(Closed) Rehearsal and rehearsal dinner formalities?

posted 8 years ago in Etiquette
Post # 2
2263 posts
Buzzing bee
  • Wedding: May 2014

Ettiquette does not state that out of town guests are invited to the rehersal dinner. The only people who should be invited to the rehersal dinner is those that are rehersing (wedding party, parents, spouces of wedding party, and the officent if they are close) The whole Out of Town guests being invited is based off the wedding industry trying to squeeze every dime out of you possible. There is absolutly nothing wrong with the rehersal dinner that you want.

Post # 3
143 posts
Blushing bee
  • Wedding: July 2014

I would just invite immediate family — your parents and siblings — to the rehearsal dinner. Sit the problem sister on the opposite end of the table from your Fiance. After dinner, you could always tell the rest of your guests that you will be having drinks at the hotel bar or some other convenient spot from 8:00-10:00pm if they would like to stop by.

Whatever you decide to do, just make it clear to your guests beforehand. For a guest, there is nothing worse than showing up to a wedding and not knowing what exactly they need to attend and what they don’t.

Post # 4
30399 posts
Honey Beekeeper
  • Wedding: November 1999

Etiquette does not state that OOT’s need to be invited to the rehearsal dinner. Normally the rehearsal dinner includes immediate family, anyone involved in the ceremony and their SO’s, sometimes extended to include grandparents.

The dinner offers a chance to ensure that the families have met prior to the wedding, and thank both family and wedding party for their support and participation.

Post # 5
625 posts
Busy bee

To echo everyone else: Etiquette requires that those involved in the *rehearsal* must be invited to the rehearsal dinner (along with their SOs, of course).

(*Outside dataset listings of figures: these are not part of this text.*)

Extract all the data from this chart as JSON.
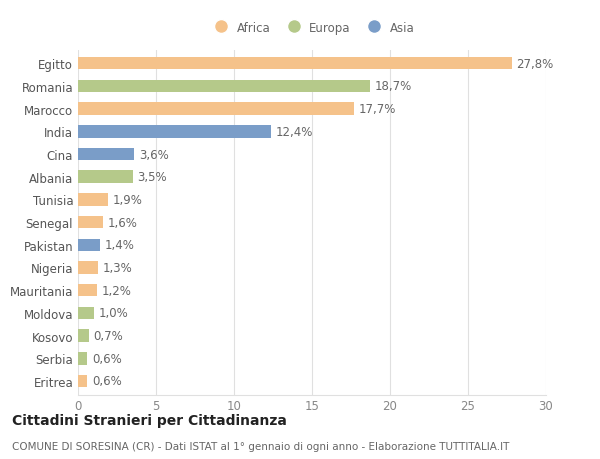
{
  "categories": [
    "Egitto",
    "Romania",
    "Marocco",
    "India",
    "Cina",
    "Albania",
    "Tunisia",
    "Senegal",
    "Pakistan",
    "Nigeria",
    "Mauritania",
    "Moldova",
    "Kosovo",
    "Serbia",
    "Eritrea"
  ],
  "values": [
    27.8,
    18.7,
    17.7,
    12.4,
    3.6,
    3.5,
    1.9,
    1.6,
    1.4,
    1.3,
    1.2,
    1.0,
    0.7,
    0.6,
    0.6
  ],
  "labels": [
    "27,8%",
    "18,7%",
    "17,7%",
    "12,4%",
    "3,6%",
    "3,5%",
    "1,9%",
    "1,6%",
    "1,4%",
    "1,3%",
    "1,2%",
    "1,0%",
    "0,7%",
    "0,6%",
    "0,6%"
  ],
  "continents": [
    "Africa",
    "Europa",
    "Africa",
    "Asia",
    "Asia",
    "Europa",
    "Africa",
    "Africa",
    "Asia",
    "Africa",
    "Africa",
    "Europa",
    "Europa",
    "Europa",
    "Africa"
  ],
  "colors": {
    "Africa": "#F5C28A",
    "Europa": "#B5C98A",
    "Asia": "#7A9DC8"
  },
  "legend_items": [
    "Africa",
    "Europa",
    "Asia"
  ],
  "xlim": [
    0,
    30
  ],
  "xticks": [
    0,
    5,
    10,
    15,
    20,
    25,
    30
  ],
  "title": "Cittadini Stranieri per Cittadinanza",
  "subtitle": "COMUNE DI SORESINA (CR) - Dati ISTAT al 1° gennaio di ogni anno - Elaborazione TUTTITALIA.IT",
  "bar_height": 0.55,
  "background_color": "#ffffff",
  "grid_color": "#e0e0e0",
  "label_fontsize": 8.5,
  "tick_fontsize": 8.5,
  "title_fontsize": 10,
  "subtitle_fontsize": 7.5
}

Nothing more.

It is customary to also include immediate family, but to exclude sisters would not technically be impolite – though it may cause more hurt feelings and additional family drama than it is worth. 

In some regional circles (certainly not all) it is also common to include Out of Town guests. This, however, has never been a requirement of etiquette, merely a courtesy that is often extended in the Midwest (and perhaps the South?)

Post # 6
7111 posts
Busy Beekeeper
  • Wedding: August 2013

I agree that you can get away with not inviting Out of Town guests, but it’s a nice thing to do, especially if they’ve traveled a long distance. We also had a large percentage of Out of Town guests and so we decided to invite everyone and call it a Welcome Dinner. It was great to have some extra time to visit with everyone. We kept it very casual with homemade BBQ and it wasn’t expensive, at all, and we had a lot more guests than you. So that’s an option, if you’d like, but don’t feel obligated.